I wrote with a friend while in ENS Lyon a
program that resizes images using the "Seam Carving" algorithm
(Photoshop or Gimp "Liquid
rescale" algorithm). Written in OCaml and LablGTk
Misc. code
A STYLESHEET FOR OCAMLDOC. HTML ocamldoc pages are nice but
the stylesheet is rather outdated. This one uses
better fonts, removes line-wraps to take advantage of wide screens (it
does not break types every 40 characters or so), and uses a more
"modern" set of colors.
Just replace the style.css file generated by
ocamldoc with the one below.
An OCaml module
Generated documentation
The stylesheet
A STYLESHEET FOR LaTeX DOCUMENTS. It gives a very condensed, two-column layout for article document classes. It also adds a \part command that gives the heading seen in my reports (see here for an example). The heading was initially an attempt to reproduce the style of the French LaTeX pour l'impatient book.
I ENJOY DESIGNING WEBSITES as a leisure. This website took me quite some time to finalize. You will find below some pointers to previous versions of my personal website. I also cleaned up and fixed a Dotclear theme (the one used on my personal travel blog).
First version of my website (I didn't do it)
Second version (using DokuWiki)
Third version (rather minimal)
Xulforum start page (rather weird)
SOME COMPLETELY USELESS MATERIAL.
French ISP Free offers a nice
multimedia box to which you can send music or videos over the network
to watch them on TV. I wrote a small
program with a GTk GUI that creates a playlist for the selected
directory and launches the "Freeplayer" with it. This program also
allows you to populate a well-structured music folder with covers that
it fetches using the Amazon API. Just edit config.py and
launch main.py. For Unix only.
When I was young, I wrote a full
IRC client (called "IRC Chatter"...) in PHP-GTk. It implemented
almost the full set of IRC commands, allowed you to use private
messages, it parsed colors in messages.
I tried to mimic the behaviour of emac's caml-mode (with the toplevel
integrated with the main buffer) in vim. Plugin here.
Use F2 to start a session and F3 to send to ocaml the current
instruction (that is, everything up to the next ;;).

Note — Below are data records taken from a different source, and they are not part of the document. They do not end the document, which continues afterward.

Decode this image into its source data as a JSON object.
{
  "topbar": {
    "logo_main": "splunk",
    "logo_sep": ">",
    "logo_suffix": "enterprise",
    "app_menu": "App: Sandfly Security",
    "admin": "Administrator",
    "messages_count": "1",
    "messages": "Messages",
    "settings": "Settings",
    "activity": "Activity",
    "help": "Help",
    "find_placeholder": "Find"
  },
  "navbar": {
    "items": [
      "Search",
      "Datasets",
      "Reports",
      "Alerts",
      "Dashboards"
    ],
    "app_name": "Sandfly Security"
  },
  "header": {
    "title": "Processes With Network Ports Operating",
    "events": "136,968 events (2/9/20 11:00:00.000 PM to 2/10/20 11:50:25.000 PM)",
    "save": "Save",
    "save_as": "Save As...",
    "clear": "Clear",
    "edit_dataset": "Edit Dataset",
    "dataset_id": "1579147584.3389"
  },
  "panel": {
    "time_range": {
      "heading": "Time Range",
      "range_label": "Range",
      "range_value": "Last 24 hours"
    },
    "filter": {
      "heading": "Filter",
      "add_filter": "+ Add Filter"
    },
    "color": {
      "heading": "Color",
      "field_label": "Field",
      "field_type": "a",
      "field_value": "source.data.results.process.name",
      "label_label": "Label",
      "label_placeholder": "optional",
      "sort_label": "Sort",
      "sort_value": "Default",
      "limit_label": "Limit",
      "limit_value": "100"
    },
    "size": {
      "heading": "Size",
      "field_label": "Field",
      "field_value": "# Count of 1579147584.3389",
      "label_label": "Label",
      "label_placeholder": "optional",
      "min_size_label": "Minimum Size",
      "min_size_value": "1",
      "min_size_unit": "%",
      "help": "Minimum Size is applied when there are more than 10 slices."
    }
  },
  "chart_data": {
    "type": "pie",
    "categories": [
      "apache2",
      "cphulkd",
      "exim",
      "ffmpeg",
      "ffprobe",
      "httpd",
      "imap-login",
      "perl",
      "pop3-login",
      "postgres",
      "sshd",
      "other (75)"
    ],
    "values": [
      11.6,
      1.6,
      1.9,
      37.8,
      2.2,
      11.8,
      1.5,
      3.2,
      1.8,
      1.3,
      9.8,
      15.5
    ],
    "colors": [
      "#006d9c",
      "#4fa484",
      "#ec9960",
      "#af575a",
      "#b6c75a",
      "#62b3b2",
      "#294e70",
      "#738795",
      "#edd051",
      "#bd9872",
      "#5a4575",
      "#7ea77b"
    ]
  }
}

I own a very old Sony laptop (European version number PCG-K115M).
Until recently, a special, hackish, provided as a does-not-apply-patch
sony_acpi driver was required. I wrote a
small controller program that uses the special /proc
interface of that driver with a
nice xosd support for volume and brightness.
A key
mapping that allows one to use a Sony Ericsson K550 phone as a
remote control when using mplayer. Adapted from here.